On August 11, 2010, the National Post posted an article about some of the US tax issues Conrad Black currently faces. The article provides an overview of how an individual may be taxed in foreign jurisdictions. The article discusses the different bases that countries use in their income tax system and the possibility that an individual or corporation could be taxed on its worldwide income in two different countries.
If an individual or corporation is a taxpayer in both countries, that taxpayer may seek relief from an available tax treaty. All tax treaties will have some form of tiebreaker so that the taxpayer will be taxed on its worldwide income in only one country. The tiebreaker rules for individuals are different from the corporate tiebreaker rules and they may vary treaty to treaty.
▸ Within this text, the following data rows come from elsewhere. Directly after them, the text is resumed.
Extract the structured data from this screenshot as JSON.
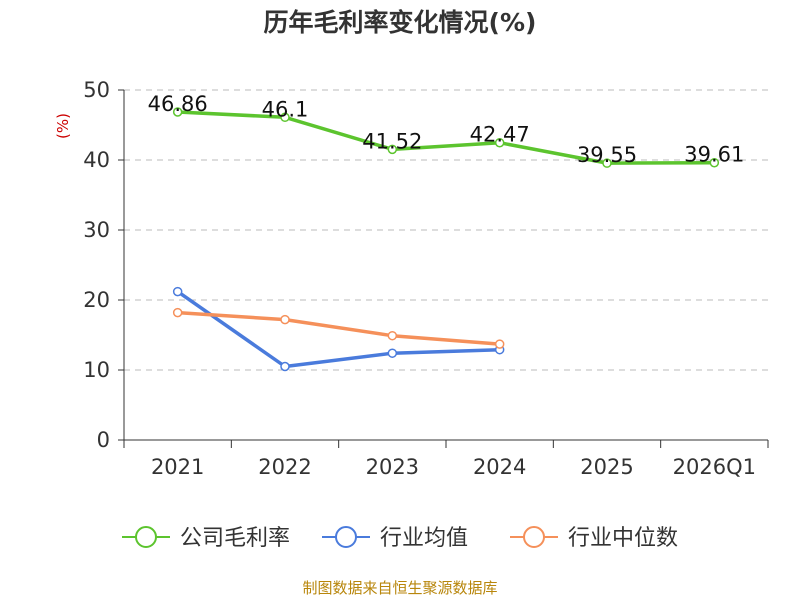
{
  "chart_data": {
    "type": "line",
    "title": "历年毛利率变化情况(%)",
    "ylabel": "(%)",
    "xlabel": "",
    "categories": [
      "2021",
      "2022",
      "2023",
      "2024",
      "2025",
      "2026Q1"
    ],
    "ylim": [
      0,
      50
    ],
    "yticks": [
      0,
      10,
      20,
      30,
      40,
      50
    ],
    "grid": true,
    "legend_position": "bottom",
    "series": [
      {
        "name": "公司毛利率",
        "color": "#5cc42e",
        "values": [
          46.86,
          46.1,
          41.52,
          42.47,
          39.55,
          39.61
        ],
        "data_labels": [
          "46.86",
          "46.1",
          "41.52",
          "42.47",
          "39.55",
          "39.61"
        ]
      },
      {
        "name": "行业均值",
        "color": "#4a7bdc",
        "values": [
          21.2,
          10.5,
          12.4,
          12.9,
          null,
          null
        ]
      },
      {
        "name": "行业中位数",
        "color": "#f5905a",
        "values": [
          18.2,
          17.2,
          14.9,
          13.7,
          null,
          null
        ]
      }
    ]
  },
  "source_note": "制图数据来自恒生聚源数据库"
}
One commonly used tax treaty is the Canada-US Tax Treaty. According to Article IV(2) of the Canada-US Tax Treaty, the tiebreaker rules for individuals are as follows:
• The jurisdiction where the individual has a permanent home available to them;
• The jurisdiction where the individual’s personal and economic relations are closer (centre of vital interests);
• The jurisdiction where the individual’s habitual abode is located;
• The jurisdiction in which the individual is a citizen;
The tie-breaker rules apply in sequence, so if the first rule doesn’t settle the issue, one moves to the next rule. If the above rules do not break the tie, the competent authorities in each country (in this case, the Canada Revenue Agency and the IRS) will come to a mutual agreement on the individual’s residency.